Rental affordability is at its lowest level in at least 17 years, having swung dramatically from record levels of affordability during the early stages of the COVID pandemic.
The analysis from PropTrack — a real estate data firm owned by property advertising platform REA Group — goes back as far as 2008.
The figures show renting now has become even less affordable than it was in the aftermath of the global financial crisis, as interest rates started rising from late 2009 through 2010.
The figures examine what percentage of rentals a household in each income group would be able to afford without spending more than a quarter of their earnings on rent.
Nationally, only 39 per cent of properties advertised for rent on realestate.com.au between July-December 2023 met that definition of affordable for the median, or middle, income household earning $111,000 a year.
"The deterioration in affordability has been driven by the significant increase in rents that we've seen since the pandemic, which wages have not kept pace with," observed PropTrack senior economist Angus Moore.
"Rents nationally are up 38 per cent since the start of the pandemic."
Over the same period, the national median household income has increased by just half that level.
Renting 'effectively impossible' for low income households without government support
The situation is far worse for low income households, with those at the 20th percentile of incomes ($49,000 a year) unable to comfortably afford virtually any of the rentals advertised online.
At the 30th income percentile, earning $67,000, just 3 per cent of advertised rentals would have cost less than a quarter of their household income.
In a cruel irony, over the five years since financial year 2018-19, rents for the most affordable properties have increased much faster than those for the most expensive properties, putting affordable rentals further out of reach for lower-income households.
A rental at the 10th percentile has gone up 43 per cent since 2018-19, from $280 per week to $400 currently.
The report notes that a large part of this trend has been due to the increased popularity of traditionally cheaper regional and smaller metropolitan city markets since the pandemic started.
Mr Moore said "renting is extremely challenging" for lower income households without some form of financial assistance.
"This highlights the importance of rental support for low-income renters, such as Commonwealth Rent Assistance," he noted.
"Without support, renting would be effectively impossible for many of these households."
The PropTrack report argues that Rent Assistance should be increased again, following last September's 15 per cent increase to the maximum rate, worth up to $31 a fortnight.
Policy think tank the Grattan Institute has repeatedly argued that increase should have been almost three times higher, at least 40 per cent on previous levels.
Want a cheaper rental? Move to Victoria
Victoria is currently the cheapest state, relative to incomes, in which to rent a home, and the only one with an affordability index of around 1, which PropTrack said is the level at which all households can afford homes in proportion to their incomes.

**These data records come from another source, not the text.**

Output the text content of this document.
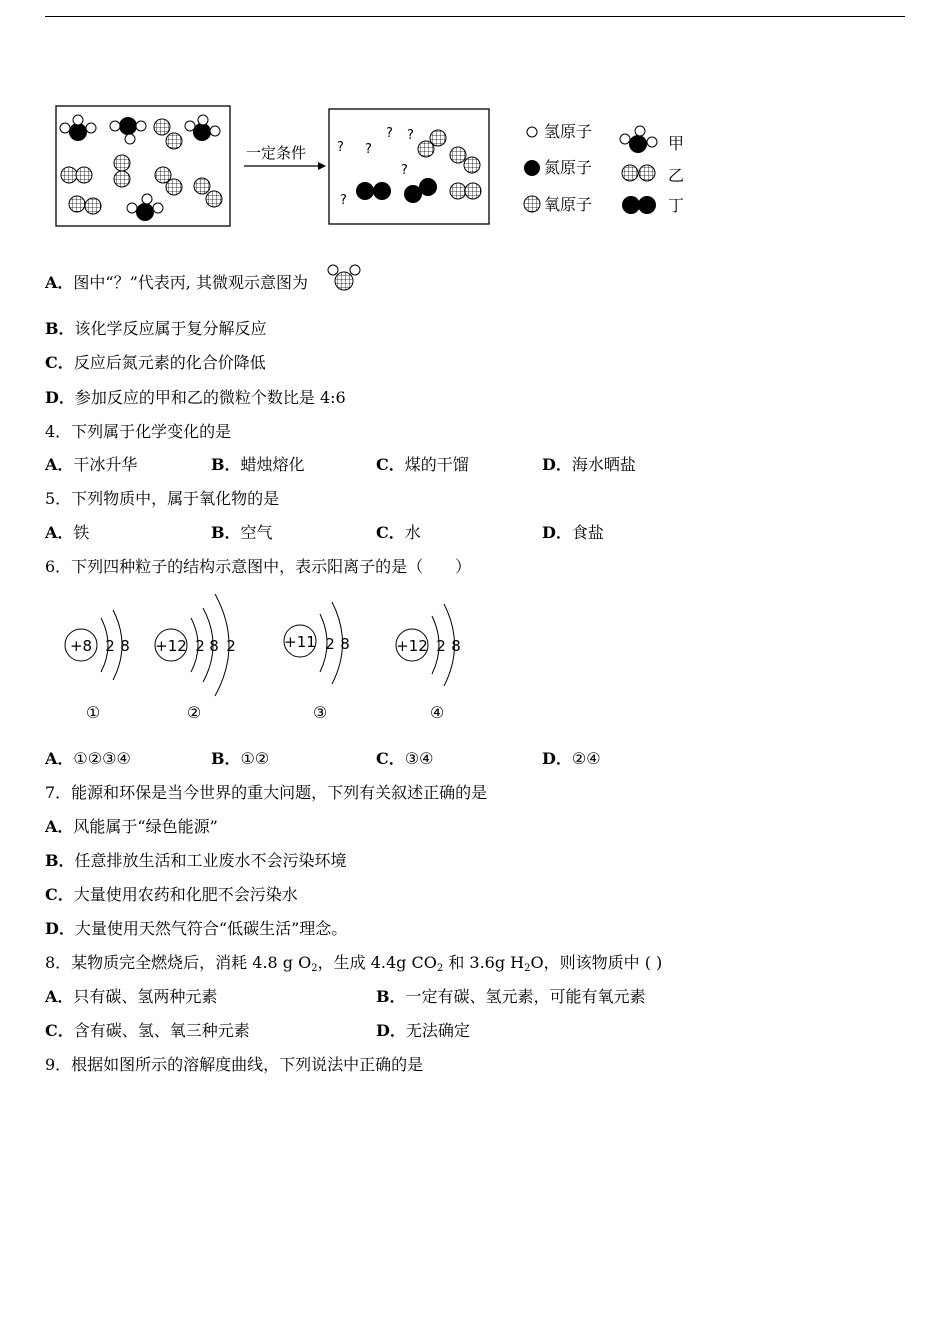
一定条件 ? ?
? ?
?
?
氢原子
氮原子
氧原子
甲
乙
丁
A．图中“？”代表丙, 其微观示意图为
B．该化学反应属于复分解反应
C．反应后氮元素的化合价降低
D．参加反应的甲和乙的微粒个数比是 4:6
4．下列属于化学变化的是
A．干冰升华	B．蜡烛熔化	C．煤的干馏	D．海水晒盐
5．下列物质中，属于氧化物的是
A．铁	B．空气	C．水	D．食盐
6．下列四种粒子的结构示意图中，表示阳离子的是（　　）
+8 2 8
①
+12 2 8 2
②
+11 2 8
③
+12 2 8
④
A．①②③④	B．①②	C．③④	D．②④
7．能源和环保是当今世界的重大问题，下列有关叙述正确的是
A．风能属于“绿色能源”
B．任意排放生活和工业废水不会污染环境
C．大量使用农药和化肥不会污染水
D．大量使用天然气符合“低碳生活”理念。
8．某物质完全燃烧后，消耗 4.8 g $O_2$，生成 4.4g $CO_2$ 和 3.6g $H_2O$，则该物质中 ( )
A．只有碳、氢两种元素	B．一定有碳、氢元素，可能有氧元素
C．含有碳、氢、氧三种元素	D．无法确定
9．根据如图所示的溶解度曲线，下列说法中正确的是
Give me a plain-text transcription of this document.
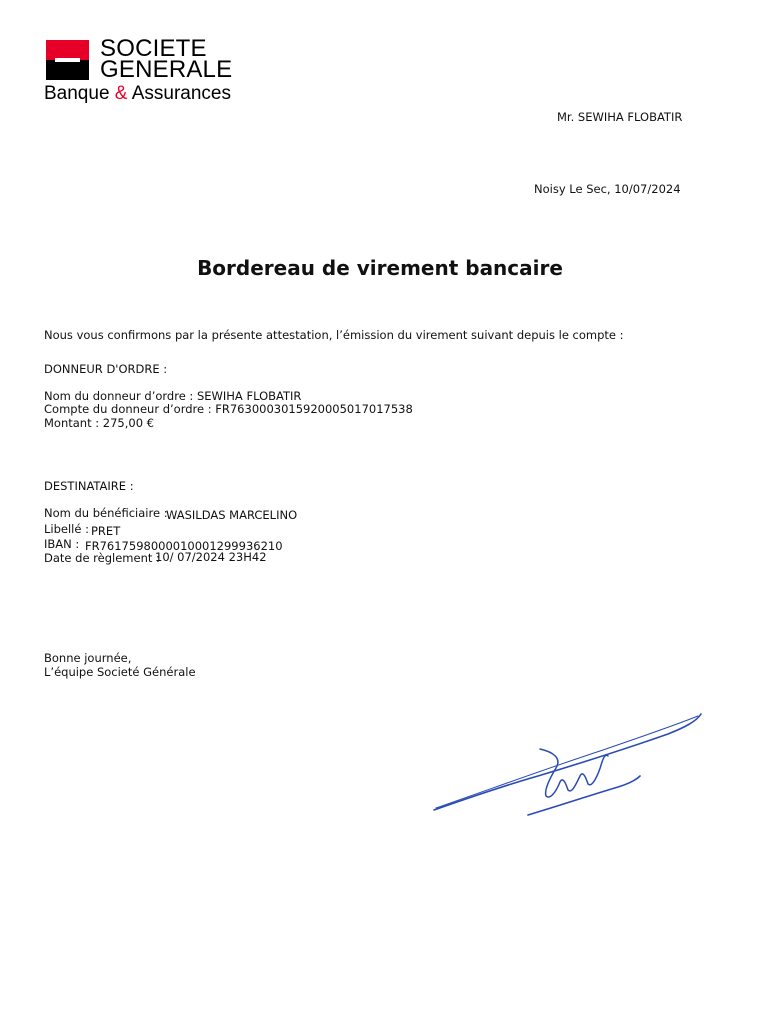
SOCIETE
GENERALE
Banque & Assurances
Mr. SEWIHA FLOBATIR
Noisy Le Sec, 10/07/2024
Bordereau de virement bancaire
Nous vous confirmons par la présente attestation, l’émission du virement suivant depuis le compte :
DONNEUR D'ORDRE :
Nom du donneur d’ordre : SEWIHA FLOBATIR
Compte du donneur d’ordre : FR7630003015920005017017538
Montant : 275,00 €
DESTINATAIRE :
Nom du bénéficiaire :
WASILDAS MARCELINO
Libellé : PRET
IBAN : FR7617598000010001299936210
Date de règlement :
10/ 07/2024 23H42
Bonne journée,
L’équipe Societé Générale
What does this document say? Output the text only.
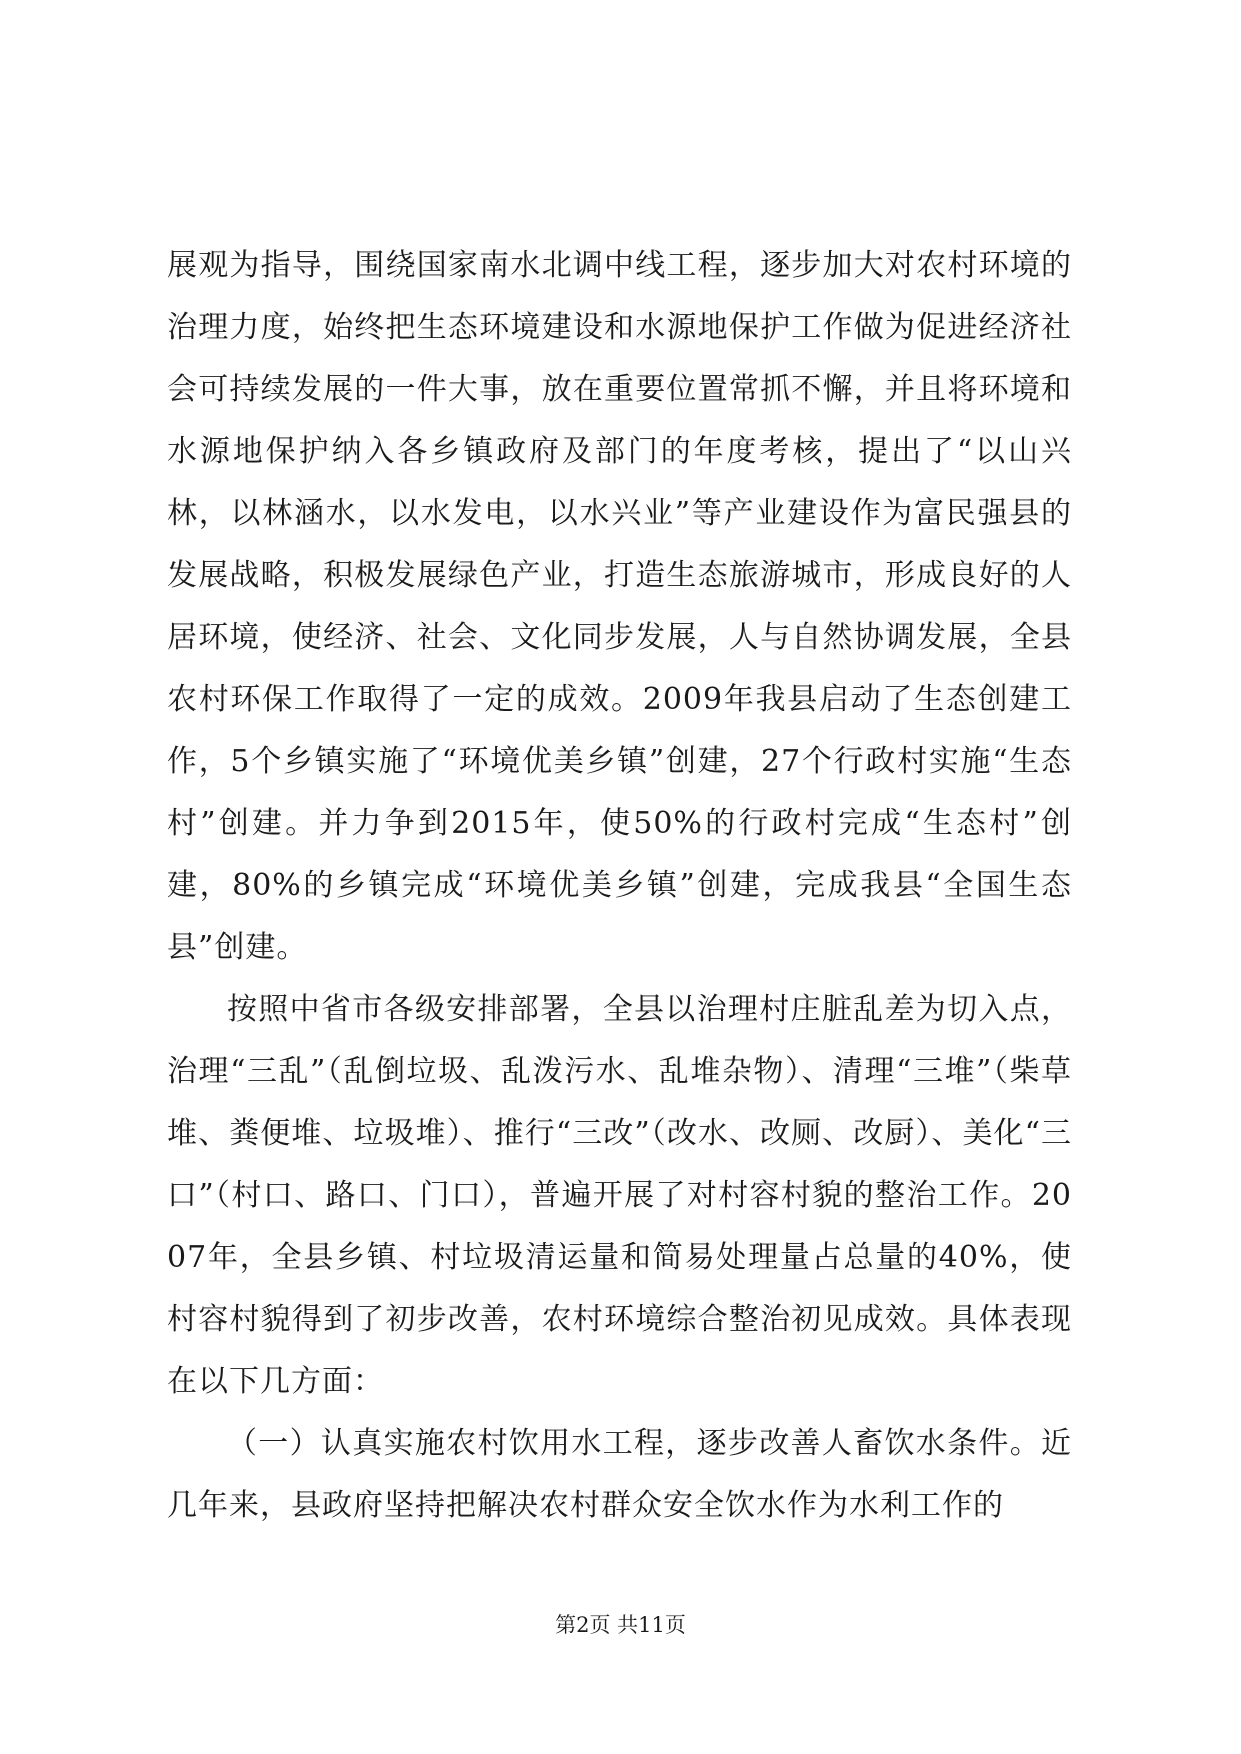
展观为指导，围绕国家南水北调中线工程，逐步加大对农村环境的治理力度，始终把生态环境建设和水源地保护工作做为促进经济社会可持续发展的一件大事，放在重要位置常抓不懈，并且将环境和水源地保护纳入各乡镇政府及部门的年度考核，提出了“以山兴林，以林涵水，以水发电，以水兴业”等产业建设作为富民强县的发展战略，积极发展绿色产业，打造生态旅游城市，形成良好的人居环境，使经济、社会、文化同步发展，人与自然协调发展，全县农村环保工作取得了一定的成效。2009年我县启动了生态创建工作，5个乡镇实施了“环境优美乡镇”创建，27个行政村实施“生态村”创建。并力争到2015年，使50%的行政村完成“生态村”创建，80%的乡镇完成“环境优美乡镇”创建，完成我县“全国生态县”创建。

按照中省市各级安排部署，全县以治理村庄脏乱差为切入点，治理“三乱”（乱倒垃圾、乱泼污水、乱堆杂物）、清理“三堆”（柴草堆、粪便堆、垃圾堆）、推行“三改”（改水、改厕、改厨）、美化“三口”（村口、路口、门口），普遍开展了对村容村貌的整治工作。2007年，全县乡镇、村垃圾清运量和简易处理量占总量的40%，使村容村貌得到了初步改善，农村环境综合整治初见成效。具体表现在以下几方面：

（一）认真实施农村饮用水工程，逐步改善人畜饮水条件。近几年来，县政府坚持把解决农村群众安全饮水作为水利工作的

第2页 共11页
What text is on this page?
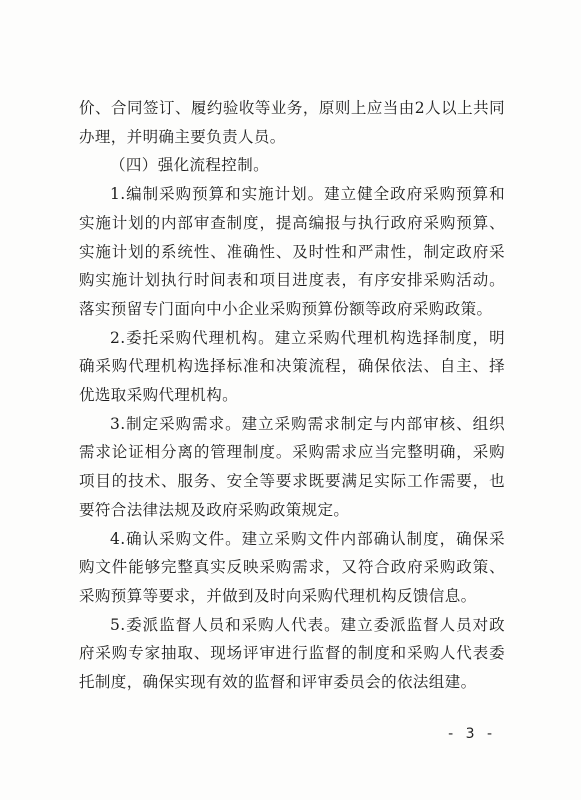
价、合同签订、履约验收等业务，原则上应当由2人以上共同办理，并明确主要负责人员。

（四）强化流程控制。

1.编制采购预算和实施计划。建立健全政府采购预算和实施计划的内部审查制度，提高编报与执行政府采购预算、实施计划的系统性、准确性、及时性和严肃性，制定政府采购实施计划执行时间表和项目进度表，有序安排采购活动。落实预留专门面向中小企业采购预算份额等政府采购政策。

2.委托采购代理机构。建立采购代理机构选择制度，明确采购代理机构选择标准和决策流程，确保依法、自主、择优选取采购代理机构。

3.制定采购需求。建立采购需求制定与内部审核、组织需求论证相分离的管理制度。采购需求应当完整明确，采购项目的技术、服务、安全等要求既要满足实际工作需要，也要符合法律法规及政府采购政策规定。

4.确认采购文件。建立采购文件内部确认制度，确保采购文件能够完整真实反映采购需求，又符合政府采购政策、采购预算等要求，并做到及时向采购代理机构反馈信息。

5.委派监督人员和采购人代表。建立委派监督人员对政府采购专家抽取、现场评审进行监督的制度和采购人代表委托制度，确保实现有效的监督和评审委员会的依法组建。

- 3 -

That means about half the rental properties advertised cost less than a quarter of the income of a middle-income household, 40 per cent meet that definition of affordability for a household at the 40th percentile of income, and so on.
It is a dramatic turnaround in relative rental affordability for a state that was the second least affordable as recently as 2016-17.
Rents in Melbourne and regional Victoria have increased far less since the pandemic started than most other areas, and the median rent in Melbourne is now $50 a week cheaper than Brisbane and Perth, with a whopping $150 a week gap to Sydney.
On the other end of the spectrum, New South Wales has regained its dubious honour of being the most expensive place in the country to live, particularly in Sydney where the median weekly rent is $750 for a house and $680 for a unit.
While NSW has been the most expensive place to rent for the vast bulk of the past 17 years, Tasmania briefly took that position for three years during the pandemic period (2020-21 to 2022-23). It has slipped back to being second least affordable.
Meanwhile, Queensland has consistently been the third least affordable state to rent in since 2017.
Mr Moore argued there is only one long-term solution to the current affordability crisis.
"Rents are growing quickly because rentals are extremely scarce at the moment, with incredibly low rental vacancy rates around the country," he observed.
"The only way to solve that, sustainably over the long term, is to have more rentals where people want to live. And that means building more homes."
The federal government has announced a joint target with the states of building 1.2 million new homes over the next five years.
However, economist estimates based on recent ABS data suggest only around 160,000 homes might be built over the coming year, well short of the 240,000 a year needed to keep up with the target.
The report comes a day after Luci Ellis, Westpac Group chief economist (and former assistant Reserve Bank governor), said the RBA would have concerns about the state of the housing market right now.
She said RBA officials knew their rapid interest rate hikes were exacerbating Australia's housing problems.
"The issue at present is the low rate of new production of housing in the context of high construction costs and ongoing (if more moderate) population growth," Ms Ellis said on Friday.
"New housing construction is one of the most important channels of the transmission of monetary policy, both here and overseas. The current low rate of dwelling investment is therefore an expected outcome of the RBA's policy actions.
"To the extent that higher interest rates have dampened dwelling investment, however, they exacerbate Australia's current housing affordability challenges in the medium term," she said.